Schlüterstraße 45 (Berlin)
Das Gebäude Schlüterstraße 45 im Berliner Ortsteil Charlottenburg wurde 1911/1912 als Mehrfamilienwohnhaus von der Bauunternehmung Boswau & Knauer für den Repräsentanten der Hypothekenabteilung der Stuttgarter Lebensversicherungsbank AG Robert Leibbrand erbaut.[1] Es ist ein gelistetes Baudenkmal.[2]
Geschichte
Ab 1921 ist der Kaufmann Max Nedim als Eigentümer angegeben, der dort auch wohnte,[3] jedoch ab 1922 mit Wohnort Konstantinopel angegeben wird. Ab 1932 wird als Besitzer „B. Libermann (Ausland)“ angegeben,[4] ab 1939 ist kein Eigentümer mehr verzeichnet, sondern dieser als „ungenannt“ angegeben.[5]
Das Haus wurde 1942 enteignet und in ein Geschäftshaus umgewandelt, in dem aber auch noch reguläre Bewohner verzeichnet sind. Nach der Arisierung zog die Reichskulturkammer mit ihrem Leiter Hans Hinkel ein.[6]
Da die Akten der Reichskulturkammer auch nach dem Kriegsende hier erhalten geblieben waren, richtete die britische Besatzungsbehörde in der dritten Etage eine Entnazifizierungseinrichtung ein, bei der Künstler wie Gustaf Gründgens, Wilhelm Furtwängler und Heinz Rühmann erscheinen mussten.
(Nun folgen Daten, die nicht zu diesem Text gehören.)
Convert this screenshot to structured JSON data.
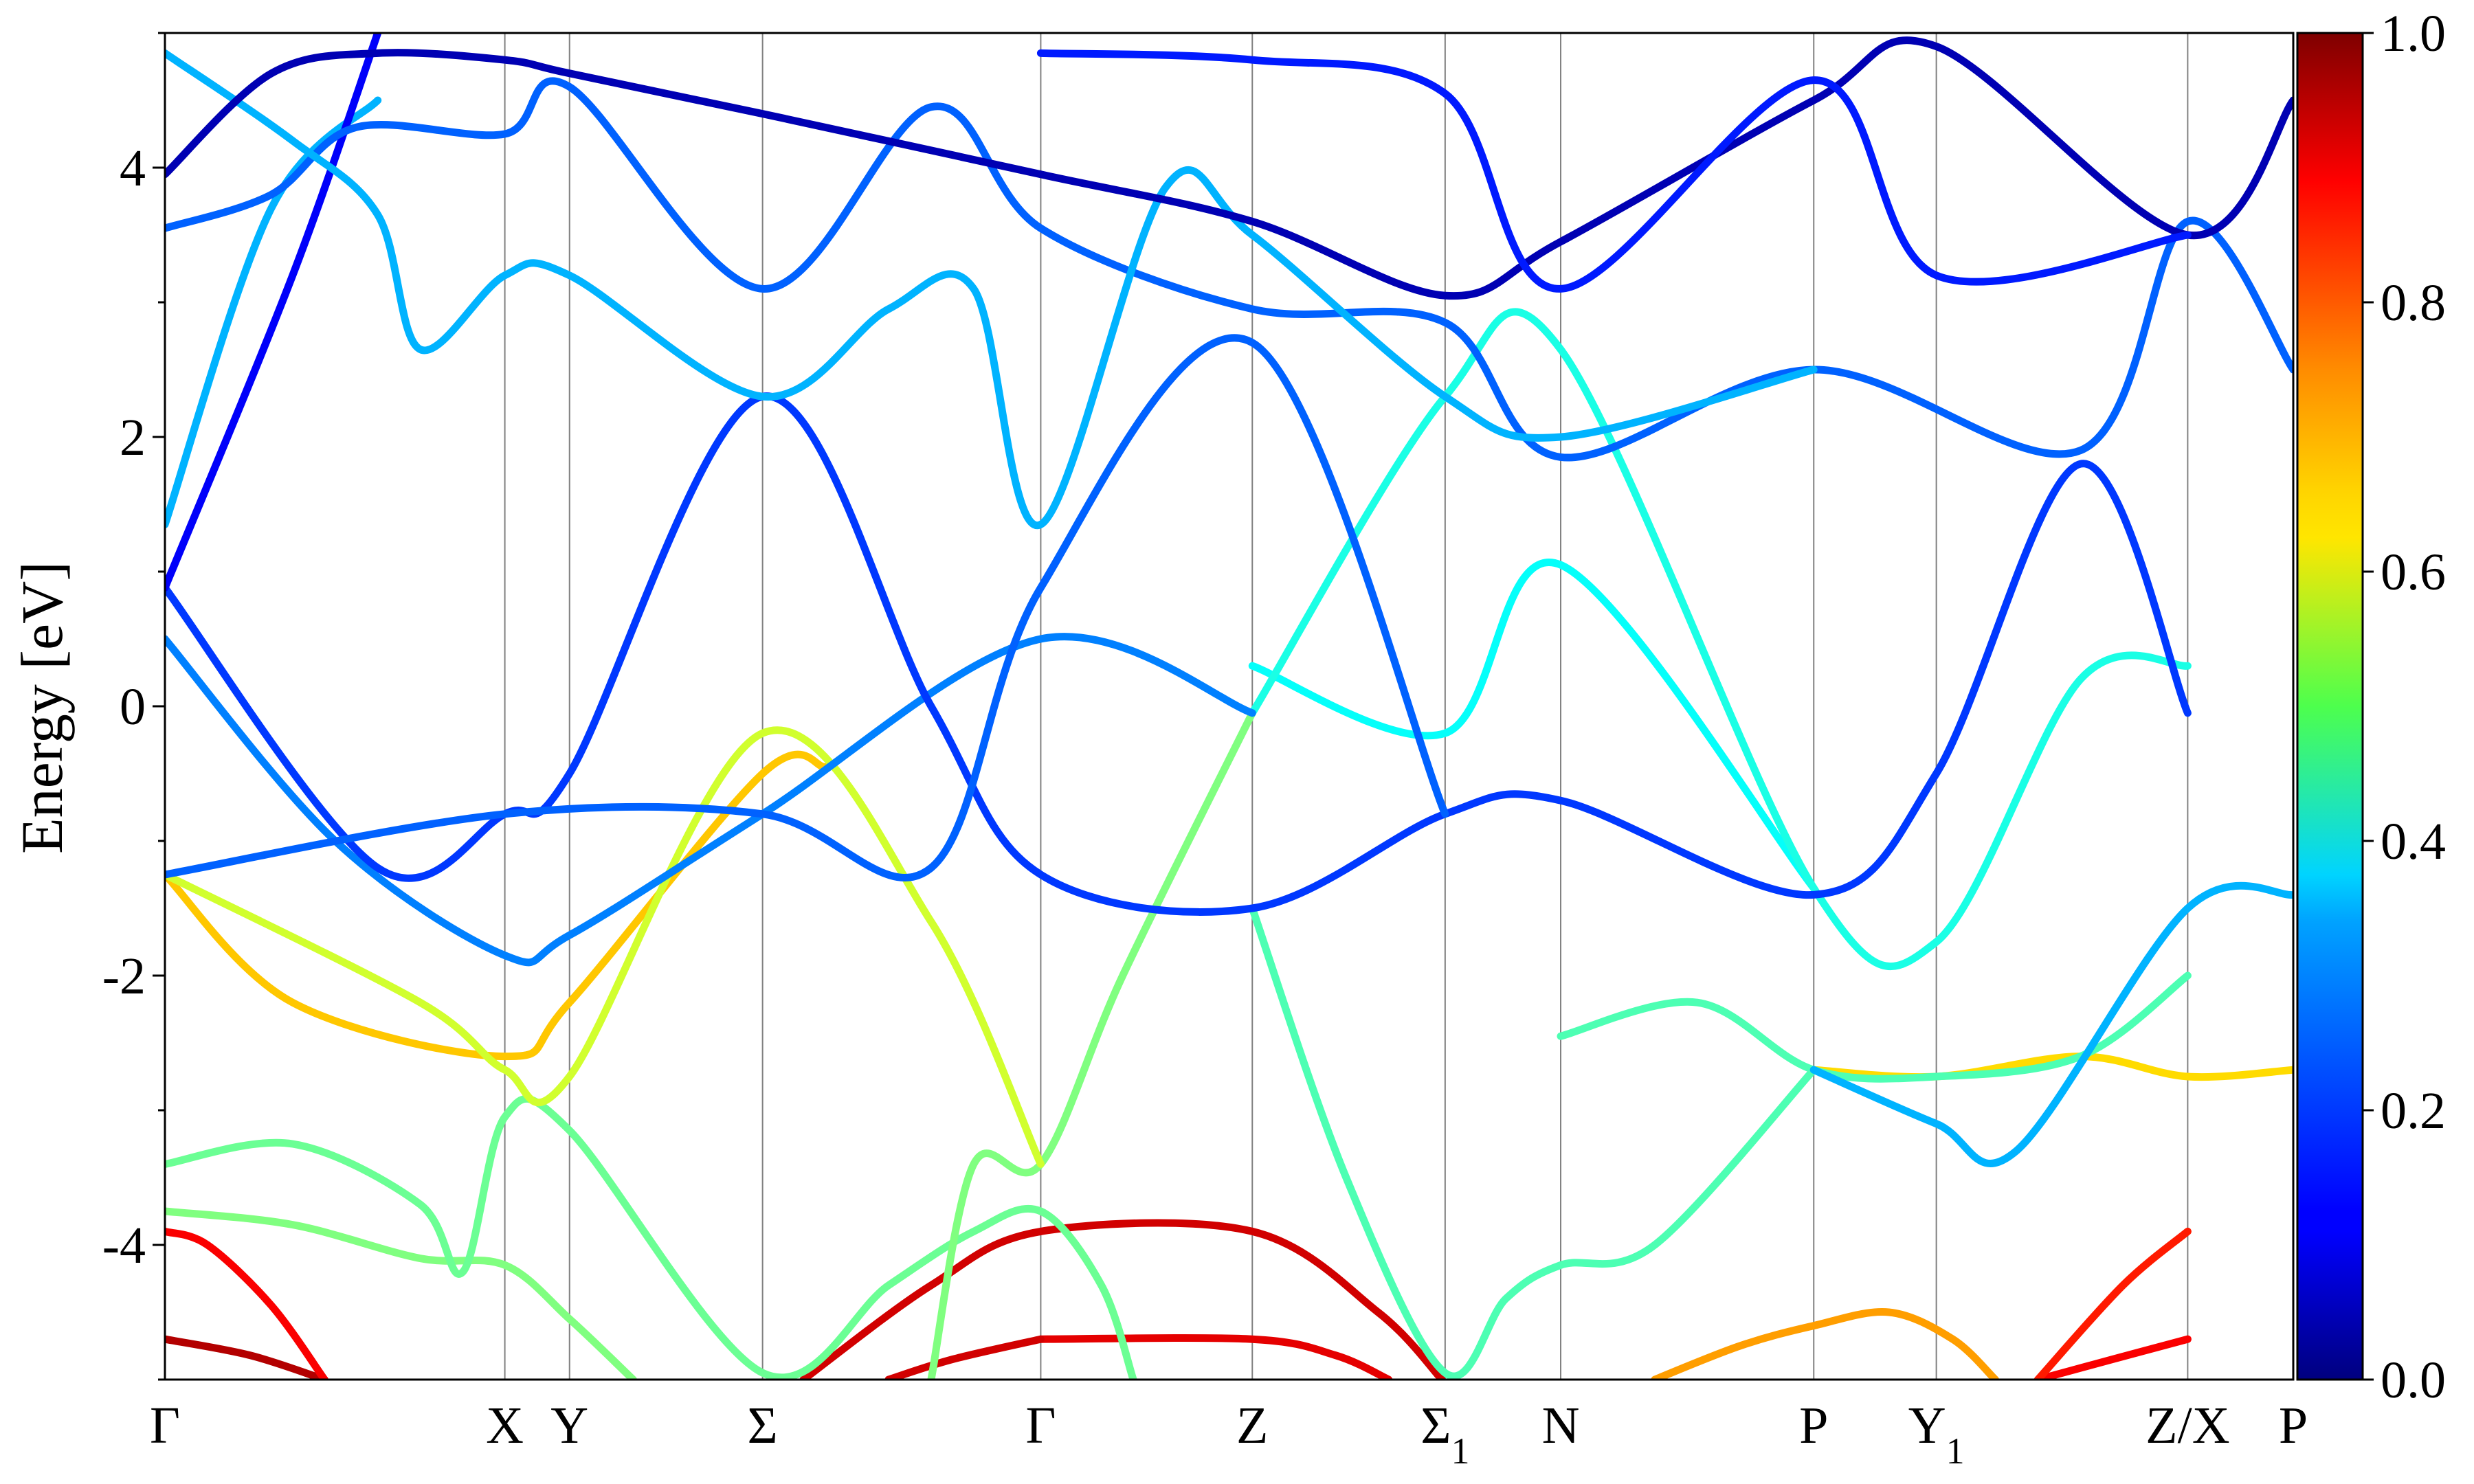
{
  "chart_data": {
    "type": "line",
    "title": "",
    "xlabel": "",
    "ylabel": "Energy [eV]",
    "ylim": [
      -5,
      5
    ],
    "yticks": [
      {
        "value": 4,
        "label": "4"
      },
      {
        "value": 2,
        "label": "2"
      },
      {
        "value": 0,
        "label": "0"
      },
      {
        "value": -2,
        "label": "-2"
      },
      {
        "value": -4,
        "label": "-4"
      }
    ],
    "xlim": [
      0,
      1
    ],
    "kpoints": [
      {
        "pos": 0.0,
        "label": "Γ",
        "sub": ""
      },
      {
        "pos": 0.1597,
        "label": "X",
        "sub": ""
      },
      {
        "pos": 0.1901,
        "label": "Y",
        "sub": ""
      },
      {
        "pos": 0.2808,
        "label": "Σ",
        "sub": ""
      },
      {
        "pos": 0.4115,
        "label": "Γ",
        "sub": ""
      },
      {
        "pos": 0.5109,
        "label": "Z",
        "sub": ""
      },
      {
        "pos": 0.6015,
        "label": "Σ",
        "sub": "1"
      },
      {
        "pos": 0.6558,
        "label": "N",
        "sub": ""
      },
      {
        "pos": 0.7747,
        "label": "P",
        "sub": ""
      },
      {
        "pos": 0.8323,
        "label": "Y",
        "sub": "1"
      },
      {
        "pos": 0.9504,
        "label": "Z/X",
        "sub": ""
      },
      {
        "pos": 1.0,
        "label": "P",
        "sub": ""
      }
    ],
    "colorbar": {
      "colormap": "jet",
      "range": [
        0.0,
        1.0
      ],
      "ticks": [
        {
          "value": 1.0,
          "label": "1.0"
        },
        {
          "value": 0.8,
          "label": "0.8"
        },
        {
          "value": 0.6,
          "label": "0.6"
        },
        {
          "value": 0.4,
          "label": "0.4"
        },
        {
          "value": 0.2,
          "label": "0.2"
        },
        {
          "value": 0.0,
          "label": "0.0"
        }
      ]
    },
    "bands": [
      {
        "c": 0.95,
        "pts": [
          [
            0,
            -4.7
          ],
          [
            0.04,
            -4.82
          ],
          [
            0.075,
            -5.0
          ]
        ]
      },
      {
        "c": 0.9,
        "pts": [
          [
            0.4115,
            -4.7
          ],
          [
            0.5109,
            -4.7
          ],
          [
            0.55,
            -4.82
          ],
          [
            0.575,
            -5.0
          ]
        ]
      },
      {
        "c": 0.92,
        "pts": [
          [
            0.34,
            -5.0
          ],
          [
            0.37,
            -4.85
          ],
          [
            0.4115,
            -4.7
          ]
        ]
      },
      {
        "c": 0.88,
        "pts": [
          [
            0.88,
            -5.0
          ],
          [
            0.915,
            -4.85
          ],
          [
            0.9504,
            -4.7
          ]
        ]
      },
      {
        "c": 0.88,
        "pts": [
          [
            0,
            -3.9
          ],
          [
            0.02,
            -4.0
          ],
          [
            0.05,
            -4.45
          ],
          [
            0.075,
            -5.0
          ]
        ]
      },
      {
        "c": 0.92,
        "pts": [
          [
            0.3,
            -5.0
          ],
          [
            0.36,
            -4.3
          ],
          [
            0.4115,
            -3.9
          ],
          [
            0.5109,
            -3.9
          ],
          [
            0.57,
            -4.5
          ],
          [
            0.6,
            -5.0
          ]
        ]
      },
      {
        "c": 0.85,
        "pts": [
          [
            0.88,
            -5.0
          ],
          [
            0.92,
            -4.3
          ],
          [
            0.9504,
            -3.9
          ]
        ]
      },
      {
        "c": 0.72,
        "pts": [
          [
            0.7,
            -5.0
          ],
          [
            0.74,
            -4.75
          ],
          [
            0.7747,
            -4.6
          ],
          [
            0.81,
            -4.5
          ],
          [
            0.84,
            -4.7
          ],
          [
            0.86,
            -5.0
          ]
        ]
      },
      {
        "c": 0.5,
        "pts": [
          [
            0,
            -3.75
          ],
          [
            0.06,
            -3.85
          ],
          [
            0.12,
            -4.1
          ],
          [
            0.1597,
            -4.15
          ],
          [
            0.1901,
            -4.55
          ],
          [
            0.22,
            -5.0
          ]
        ]
      },
      {
        "c": 0.48,
        "pts": [
          [
            0,
            -3.4
          ],
          [
            0.06,
            -3.25
          ],
          [
            0.12,
            -3.7
          ],
          [
            0.14,
            -4.2
          ],
          [
            0.1597,
            -3.05
          ],
          [
            0.1901,
            -3.15
          ],
          [
            0.2808,
            -4.95
          ],
          [
            0.34,
            -4.3
          ],
          [
            0.38,
            -3.9
          ],
          [
            0.4115,
            -3.75
          ],
          [
            0.44,
            -4.3
          ],
          [
            0.455,
            -5.0
          ]
        ]
      },
      {
        "c": 0.5,
        "pts": [
          [
            0.36,
            -5.0
          ],
          [
            0.38,
            -3.4
          ],
          [
            0.4115,
            -3.4
          ],
          [
            0.45,
            -2.0
          ],
          [
            0.5109,
            -0.05
          ]
        ]
      },
      {
        "c": 0.45,
        "pts": [
          [
            0.5109,
            -1.5
          ],
          [
            0.555,
            -3.5
          ],
          [
            0.6015,
            -4.95
          ],
          [
            0.63,
            -4.4
          ],
          [
            0.6558,
            -4.15
          ],
          [
            0.7,
            -4.0
          ],
          [
            0.7747,
            -2.7
          ]
        ]
      },
      {
        "c": 0.68,
        "pts": [
          [
            0,
            -1.25
          ],
          [
            0.06,
            -2.2
          ],
          [
            0.1597,
            -2.6
          ],
          [
            0.1901,
            -2.2
          ],
          [
            0.2808,
            -0.5
          ],
          [
            0.31,
            -0.45
          ]
        ]
      },
      {
        "c": 0.58,
        "pts": [
          [
            0,
            -1.25
          ],
          [
            0.12,
            -2.2
          ],
          [
            0.1597,
            -2.7
          ],
          [
            0.1901,
            -2.75
          ],
          [
            0.2808,
            -0.2
          ],
          [
            0.36,
            -1.6
          ],
          [
            0.4115,
            -3.4
          ]
        ]
      },
      {
        "c": 0.66,
        "pts": [
          [
            0.7747,
            -2.7
          ],
          [
            0.8323,
            -2.75
          ],
          [
            0.9,
            -2.6
          ],
          [
            0.9504,
            -2.75
          ],
          [
            1.0,
            -2.7
          ]
        ]
      },
      {
        "c": 0.38,
        "pts": [
          [
            0.5109,
            0.3
          ],
          [
            0.6015,
            -0.2
          ],
          [
            0.6558,
            1.05
          ],
          [
            0.7747,
            -1.35
          ]
        ]
      },
      {
        "c": 0.45,
        "pts": [
          [
            0.6558,
            -2.45
          ],
          [
            0.72,
            -2.2
          ],
          [
            0.7747,
            -2.7
          ],
          [
            0.8323,
            -2.75
          ],
          [
            0.9,
            -2.6
          ],
          [
            0.9504,
            -2.0
          ]
        ]
      },
      {
        "c": 0.3,
        "pts": [
          [
            0.7747,
            -2.7
          ],
          [
            0.8323,
            -3.1
          ],
          [
            0.87,
            -3.3
          ],
          [
            0.9504,
            -1.5
          ],
          [
            1.0,
            -1.4
          ]
        ]
      },
      {
        "c": 0.4,
        "pts": [
          [
            0.5109,
            -0.05
          ],
          [
            0.6015,
            2.3
          ],
          [
            0.6558,
            2.65
          ],
          [
            0.7747,
            -1.35
          ],
          [
            0.8323,
            -1.75
          ],
          [
            0.9,
            0.2
          ],
          [
            0.9504,
            0.3
          ]
        ]
      },
      {
        "c": 0.25,
        "pts": [
          [
            0,
            0.5
          ],
          [
            0.08,
            -1.0
          ],
          [
            0.1597,
            -1.85
          ],
          [
            0.1901,
            -1.7
          ],
          [
            0.2808,
            -0.8
          ],
          [
            0.4115,
            0.5
          ],
          [
            0.5109,
            -0.05
          ]
        ]
      },
      {
        "c": 0.18,
        "pts": [
          [
            0,
            0.88
          ],
          [
            0.1,
            -1.2
          ],
          [
            0.1597,
            -0.8
          ],
          [
            0.1901,
            -0.5
          ],
          [
            0.2808,
            2.3
          ],
          [
            0.36,
            0.0
          ],
          [
            0.4115,
            -1.25
          ],
          [
            0.5109,
            -1.5
          ],
          [
            0.6015,
            -0.8
          ],
          [
            0.6558,
            -0.7
          ],
          [
            0.7747,
            -1.4
          ],
          [
            0.8323,
            -0.5
          ],
          [
            0.9,
            1.8
          ],
          [
            0.9504,
            -0.05
          ]
        ]
      },
      {
        "c": 0.22,
        "pts": [
          [
            0,
            -1.25
          ],
          [
            0.1597,
            -0.8
          ],
          [
            0.2808,
            -0.8
          ],
          [
            0.36,
            -1.2
          ],
          [
            0.4115,
            0.88
          ],
          [
            0.5109,
            2.7
          ],
          [
            0.6015,
            -0.8
          ]
        ]
      },
      {
        "c": 0.3,
        "pts": [
          [
            0,
            1.35
          ],
          [
            0.05,
            3.7
          ],
          [
            0.1,
            4.5
          ]
        ]
      },
      {
        "c": 0.12,
        "pts": [
          [
            0,
            0.88
          ],
          [
            0.06,
            3.2
          ],
          [
            0.1,
            5.0
          ]
        ]
      },
      {
        "c": 0.22,
        "pts": [
          [
            0,
            3.55
          ],
          [
            0.05,
            3.8
          ],
          [
            0.09,
            4.3
          ],
          [
            0.1597,
            4.25
          ],
          [
            0.1901,
            4.6
          ],
          [
            0.2808,
            3.1
          ],
          [
            0.36,
            4.45
          ],
          [
            0.4115,
            3.55
          ],
          [
            0.5109,
            2.95
          ],
          [
            0.6015,
            2.85
          ],
          [
            0.6558,
            1.85
          ],
          [
            0.7747,
            2.5
          ],
          [
            0.9,
            1.9
          ],
          [
            0.9504,
            3.6
          ],
          [
            1.0,
            2.5
          ]
        ]
      },
      {
        "c": 0.3,
        "pts": [
          [
            0,
            4.85
          ],
          [
            0.06,
            4.2
          ],
          [
            0.1,
            3.65
          ],
          [
            0.12,
            2.65
          ],
          [
            0.1597,
            3.2
          ],
          [
            0.1901,
            3.2
          ],
          [
            0.2808,
            2.3
          ],
          [
            0.34,
            2.95
          ],
          [
            0.38,
            3.1
          ],
          [
            0.4115,
            1.35
          ],
          [
            0.47,
            3.85
          ],
          [
            0.5109,
            3.5
          ],
          [
            0.6015,
            2.3
          ],
          [
            0.6558,
            2.0
          ],
          [
            0.7747,
            2.5
          ]
        ]
      },
      {
        "c": 0.05,
        "pts": [
          [
            0,
            3.95
          ],
          [
            0.05,
            4.7
          ],
          [
            0.1,
            4.85
          ],
          [
            0.1597,
            4.8
          ],
          [
            0.1901,
            4.7
          ],
          [
            0.2808,
            4.4
          ],
          [
            0.4115,
            3.95
          ],
          [
            0.5109,
            3.6
          ],
          [
            0.6015,
            3.05
          ],
          [
            0.6558,
            3.45
          ],
          [
            0.7747,
            4.5
          ],
          [
            0.8323,
            4.9
          ],
          [
            0.9504,
            3.5
          ],
          [
            1.0,
            4.5
          ]
        ]
      },
      {
        "c": 0.15,
        "pts": [
          [
            0.4115,
            4.85
          ],
          [
            0.5109,
            4.8
          ],
          [
            0.6015,
            4.55
          ],
          [
            0.6558,
            3.1
          ],
          [
            0.7747,
            4.65
          ],
          [
            0.8323,
            3.2
          ],
          [
            0.9504,
            3.5
          ]
        ]
      }
    ]
  }
}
Nach 1945 bildete sich hier die Kammer der Kulturschaffenden, die im Juli 1945 die erste Kunstausstellung nach dem Krieg organisierte, sowie der Kulturbund zur demokratischen Erneuerung Deutschlands. Ab 1958 hieß er Deutscher Kulturbund und von 1974 bis zu seiner Auflösung im Jahr 1990 Kulturbund der DDR.
Oskar Skaller
Oskar Skaller, der im Berliner Adressbuch von 1919 bis 1932 in der Schlüterstraße verzeichnet ist, war Unternehmer im Bereich des Sanitätsbedarf und Herstellung und Vertrieb von Verbandstoffen, chirurgischen Instrumenten, Krankenmöbeln und Arzneimitteln. Neben der Oskar Skaller AG[7] war er auch an der M. Pech AG[8] beteiligt, einem Sanitätshaus, das bis in die 2000er Jahre existierte. Er hatte bedeutende Sammlungen persischer Keramik und impressionistischer Gemälde, u. a. von Vincent van Gogh. Es existierte von ihm ein Porträt aus dem Jahr 1924 von Max Liebermann, das jedoch seit der Beschlagnahme und Versteigerung 1942 verschollen ist.[9]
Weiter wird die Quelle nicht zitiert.